Despite common sensical notions of absolute difference

A note in defense of the conclusion of the previous meditation. I’ll keep it short. 

Perceptions of settings are fictional and real despite common sensical notions of absolute difference between fictional and real perceptions. The shortest defense of this statement is simply to say that fictional perceptions are real. This can be stated the other way around without impacting the truth: our real perceptions are fictional from the beginning. This fact (or these facts, if you see the two preceding statements as saying different things) is evidenced in the ease with which we substitute one thing for another in daily life. We make substitutions all the time: images and athletic competitions substitute for war, for one kind of example. For another kind of example, we understand the same object differently depending on whether we have sole possession or must share it with others: consider the treatment of a given toy at a daycare versus the same toy in a child’s private collection. We accept these equivalences and distinctions as real despite their utter contingency bordering on arbitrariness. In other words, we typically ignore the fictional component of day-to-day life.

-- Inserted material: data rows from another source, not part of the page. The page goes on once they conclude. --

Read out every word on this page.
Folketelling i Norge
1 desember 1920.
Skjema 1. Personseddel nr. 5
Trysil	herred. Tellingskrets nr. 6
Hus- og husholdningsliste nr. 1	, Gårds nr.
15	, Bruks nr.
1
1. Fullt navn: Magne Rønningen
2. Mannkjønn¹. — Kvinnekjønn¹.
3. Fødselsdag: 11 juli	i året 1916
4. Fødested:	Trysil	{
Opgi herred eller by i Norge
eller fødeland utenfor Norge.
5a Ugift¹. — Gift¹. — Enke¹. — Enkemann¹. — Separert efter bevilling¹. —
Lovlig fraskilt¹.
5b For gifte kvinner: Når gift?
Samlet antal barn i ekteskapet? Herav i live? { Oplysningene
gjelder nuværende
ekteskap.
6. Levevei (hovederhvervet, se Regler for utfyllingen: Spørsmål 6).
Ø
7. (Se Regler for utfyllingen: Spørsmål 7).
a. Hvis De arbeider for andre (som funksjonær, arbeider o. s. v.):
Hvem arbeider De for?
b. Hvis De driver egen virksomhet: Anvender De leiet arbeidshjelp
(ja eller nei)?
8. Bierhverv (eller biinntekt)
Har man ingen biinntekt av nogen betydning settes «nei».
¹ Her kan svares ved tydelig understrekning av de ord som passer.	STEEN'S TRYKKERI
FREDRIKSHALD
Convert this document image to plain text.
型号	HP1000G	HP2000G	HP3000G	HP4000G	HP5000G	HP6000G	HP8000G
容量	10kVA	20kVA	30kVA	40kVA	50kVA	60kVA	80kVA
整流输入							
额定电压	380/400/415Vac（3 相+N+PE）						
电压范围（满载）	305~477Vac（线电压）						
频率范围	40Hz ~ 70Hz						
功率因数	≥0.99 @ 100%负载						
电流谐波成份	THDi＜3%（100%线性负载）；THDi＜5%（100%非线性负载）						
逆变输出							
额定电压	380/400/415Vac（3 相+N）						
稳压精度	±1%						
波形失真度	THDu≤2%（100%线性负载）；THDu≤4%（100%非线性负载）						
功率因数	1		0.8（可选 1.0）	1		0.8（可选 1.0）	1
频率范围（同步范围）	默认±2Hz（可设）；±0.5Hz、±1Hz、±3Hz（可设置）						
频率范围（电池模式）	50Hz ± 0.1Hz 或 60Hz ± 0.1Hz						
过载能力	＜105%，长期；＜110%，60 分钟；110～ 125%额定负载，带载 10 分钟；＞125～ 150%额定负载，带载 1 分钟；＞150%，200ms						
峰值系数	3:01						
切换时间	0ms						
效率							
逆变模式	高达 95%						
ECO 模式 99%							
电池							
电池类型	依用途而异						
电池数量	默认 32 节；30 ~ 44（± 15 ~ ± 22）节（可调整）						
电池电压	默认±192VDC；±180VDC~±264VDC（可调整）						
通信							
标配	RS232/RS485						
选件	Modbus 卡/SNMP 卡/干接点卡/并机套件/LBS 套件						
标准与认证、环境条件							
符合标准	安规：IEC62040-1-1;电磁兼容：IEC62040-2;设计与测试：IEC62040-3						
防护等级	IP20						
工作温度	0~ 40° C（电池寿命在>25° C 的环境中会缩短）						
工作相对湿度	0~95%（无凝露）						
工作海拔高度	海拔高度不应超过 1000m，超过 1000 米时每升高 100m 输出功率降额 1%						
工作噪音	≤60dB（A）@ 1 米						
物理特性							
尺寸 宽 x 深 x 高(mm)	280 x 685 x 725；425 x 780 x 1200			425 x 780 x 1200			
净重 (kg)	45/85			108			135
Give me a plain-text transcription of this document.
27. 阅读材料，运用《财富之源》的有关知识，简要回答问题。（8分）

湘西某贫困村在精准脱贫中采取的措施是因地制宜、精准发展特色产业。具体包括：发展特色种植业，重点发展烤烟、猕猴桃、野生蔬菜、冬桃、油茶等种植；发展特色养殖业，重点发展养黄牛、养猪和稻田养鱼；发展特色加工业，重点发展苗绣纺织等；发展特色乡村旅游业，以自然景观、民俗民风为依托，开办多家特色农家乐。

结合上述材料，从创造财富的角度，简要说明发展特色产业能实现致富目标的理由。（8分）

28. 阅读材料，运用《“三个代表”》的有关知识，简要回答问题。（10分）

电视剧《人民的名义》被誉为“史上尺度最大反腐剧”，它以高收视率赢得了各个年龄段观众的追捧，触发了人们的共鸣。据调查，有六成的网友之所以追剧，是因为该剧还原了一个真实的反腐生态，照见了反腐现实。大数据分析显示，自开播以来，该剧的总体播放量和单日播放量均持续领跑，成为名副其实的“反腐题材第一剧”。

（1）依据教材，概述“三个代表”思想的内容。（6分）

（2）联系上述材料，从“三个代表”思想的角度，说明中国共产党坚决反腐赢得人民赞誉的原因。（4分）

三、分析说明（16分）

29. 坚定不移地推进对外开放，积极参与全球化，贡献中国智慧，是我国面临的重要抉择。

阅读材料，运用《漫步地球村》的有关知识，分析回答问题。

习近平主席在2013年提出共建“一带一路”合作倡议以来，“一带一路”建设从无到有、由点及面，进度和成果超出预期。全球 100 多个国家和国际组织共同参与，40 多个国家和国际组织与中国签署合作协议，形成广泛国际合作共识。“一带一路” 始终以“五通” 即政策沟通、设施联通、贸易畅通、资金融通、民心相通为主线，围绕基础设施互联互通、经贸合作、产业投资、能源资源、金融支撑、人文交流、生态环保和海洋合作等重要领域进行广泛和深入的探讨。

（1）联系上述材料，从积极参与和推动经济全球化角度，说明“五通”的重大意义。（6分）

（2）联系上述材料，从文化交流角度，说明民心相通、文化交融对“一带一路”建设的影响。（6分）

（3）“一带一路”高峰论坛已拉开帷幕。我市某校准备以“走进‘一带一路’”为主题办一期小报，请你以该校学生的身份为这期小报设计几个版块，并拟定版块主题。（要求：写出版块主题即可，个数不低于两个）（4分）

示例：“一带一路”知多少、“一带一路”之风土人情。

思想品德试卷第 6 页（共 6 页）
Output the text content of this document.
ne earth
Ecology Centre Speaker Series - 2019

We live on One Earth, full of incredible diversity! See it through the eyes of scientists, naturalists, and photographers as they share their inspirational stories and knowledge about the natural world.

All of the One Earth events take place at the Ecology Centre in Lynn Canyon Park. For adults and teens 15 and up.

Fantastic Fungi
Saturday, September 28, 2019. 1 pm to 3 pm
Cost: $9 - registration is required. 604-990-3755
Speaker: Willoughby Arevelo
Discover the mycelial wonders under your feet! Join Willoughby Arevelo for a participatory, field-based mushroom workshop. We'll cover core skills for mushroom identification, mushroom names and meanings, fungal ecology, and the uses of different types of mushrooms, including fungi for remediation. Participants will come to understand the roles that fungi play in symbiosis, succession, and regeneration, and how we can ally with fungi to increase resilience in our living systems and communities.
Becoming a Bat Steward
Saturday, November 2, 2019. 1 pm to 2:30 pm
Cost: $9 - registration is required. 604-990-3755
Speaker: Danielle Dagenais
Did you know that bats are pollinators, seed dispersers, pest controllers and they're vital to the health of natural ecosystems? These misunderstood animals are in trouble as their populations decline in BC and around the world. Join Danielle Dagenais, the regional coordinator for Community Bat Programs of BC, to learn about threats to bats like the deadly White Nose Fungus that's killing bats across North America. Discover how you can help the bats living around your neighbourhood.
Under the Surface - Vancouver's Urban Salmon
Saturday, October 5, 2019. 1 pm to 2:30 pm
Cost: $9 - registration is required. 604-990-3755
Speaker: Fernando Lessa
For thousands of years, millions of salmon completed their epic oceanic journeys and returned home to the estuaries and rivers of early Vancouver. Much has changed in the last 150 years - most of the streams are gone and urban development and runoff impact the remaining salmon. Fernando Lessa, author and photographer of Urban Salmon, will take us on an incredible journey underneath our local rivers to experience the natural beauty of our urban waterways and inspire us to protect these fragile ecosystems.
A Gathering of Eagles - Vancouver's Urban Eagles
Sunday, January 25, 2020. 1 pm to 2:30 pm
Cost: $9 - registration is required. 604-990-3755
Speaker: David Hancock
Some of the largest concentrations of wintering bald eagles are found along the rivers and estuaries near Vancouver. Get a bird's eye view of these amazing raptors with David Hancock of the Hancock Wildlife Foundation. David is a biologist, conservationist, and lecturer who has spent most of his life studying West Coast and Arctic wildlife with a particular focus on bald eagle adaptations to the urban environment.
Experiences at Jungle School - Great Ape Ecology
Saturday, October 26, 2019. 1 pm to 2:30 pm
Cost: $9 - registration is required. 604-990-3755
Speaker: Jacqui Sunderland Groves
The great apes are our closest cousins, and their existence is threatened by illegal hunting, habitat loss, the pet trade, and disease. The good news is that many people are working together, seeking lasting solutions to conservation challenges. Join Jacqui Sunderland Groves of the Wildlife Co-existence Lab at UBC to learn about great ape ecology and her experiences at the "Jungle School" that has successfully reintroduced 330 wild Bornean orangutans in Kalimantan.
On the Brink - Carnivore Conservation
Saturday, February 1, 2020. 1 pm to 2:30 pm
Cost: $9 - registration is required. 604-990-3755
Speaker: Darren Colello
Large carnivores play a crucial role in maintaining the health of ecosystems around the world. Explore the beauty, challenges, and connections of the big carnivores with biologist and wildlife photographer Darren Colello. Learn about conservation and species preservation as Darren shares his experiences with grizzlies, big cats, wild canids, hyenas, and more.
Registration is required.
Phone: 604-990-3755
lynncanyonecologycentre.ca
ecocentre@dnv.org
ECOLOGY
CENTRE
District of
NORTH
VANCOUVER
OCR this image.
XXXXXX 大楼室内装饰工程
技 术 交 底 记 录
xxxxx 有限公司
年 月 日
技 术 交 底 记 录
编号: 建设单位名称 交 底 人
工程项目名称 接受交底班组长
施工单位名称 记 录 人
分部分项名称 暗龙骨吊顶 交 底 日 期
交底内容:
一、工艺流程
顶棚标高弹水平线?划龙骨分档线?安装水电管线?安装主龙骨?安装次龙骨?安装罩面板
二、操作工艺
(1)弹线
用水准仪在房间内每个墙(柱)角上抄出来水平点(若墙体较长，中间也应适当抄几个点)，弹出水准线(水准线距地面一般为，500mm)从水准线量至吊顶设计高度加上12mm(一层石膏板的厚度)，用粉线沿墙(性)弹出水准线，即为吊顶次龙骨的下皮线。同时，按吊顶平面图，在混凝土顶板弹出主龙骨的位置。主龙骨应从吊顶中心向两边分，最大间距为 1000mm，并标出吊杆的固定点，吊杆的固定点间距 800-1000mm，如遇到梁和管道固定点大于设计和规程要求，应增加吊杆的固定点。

“Our sensation of remembering detailed, truthful memories is just as much an illusion as the grand illusion of perception.”

Gustav Kuhn, Experiencing the Impossible

This tendency to ignore fictionality and accept substitutions as real goes deeper than symbolic equivalences between games and war or children making rules about toys that should be shared. Space and time, we assume, pre-exist our perception/action. But, as I have argued elsewhere, this appears not to be the case in any objective, scientific sense. Space and time emerge with our actions. Furthermore, we take scientific descriptions of relationships (this causes that) as descriptions of things themselves. If we didn’t accept substitutions of objective for subjective, social for phenomenal, and vice versa, we’d have to say we mistake scientific descriptions of relationships for descriptions of things themselves.

To quote the magician Gustav Kuhn again: “Our sensation of remembering detailed, truthful memories is just as much an illusion as the grand illusion of perception.”[i] We don’t call the perceptions and substitutions above illusions or mistakes in daily life because they aren’t illusions or mistakes except from a highly specialized perspective which has nothing to do with everyday human perception. So, when we say that perceptions of settings are simultaneously real and fictional, we are acknowledging a simple truth. The mistakes and illusions are perception, not its flaws.


[i] Kuhn, Experiencing the Impossible, 138.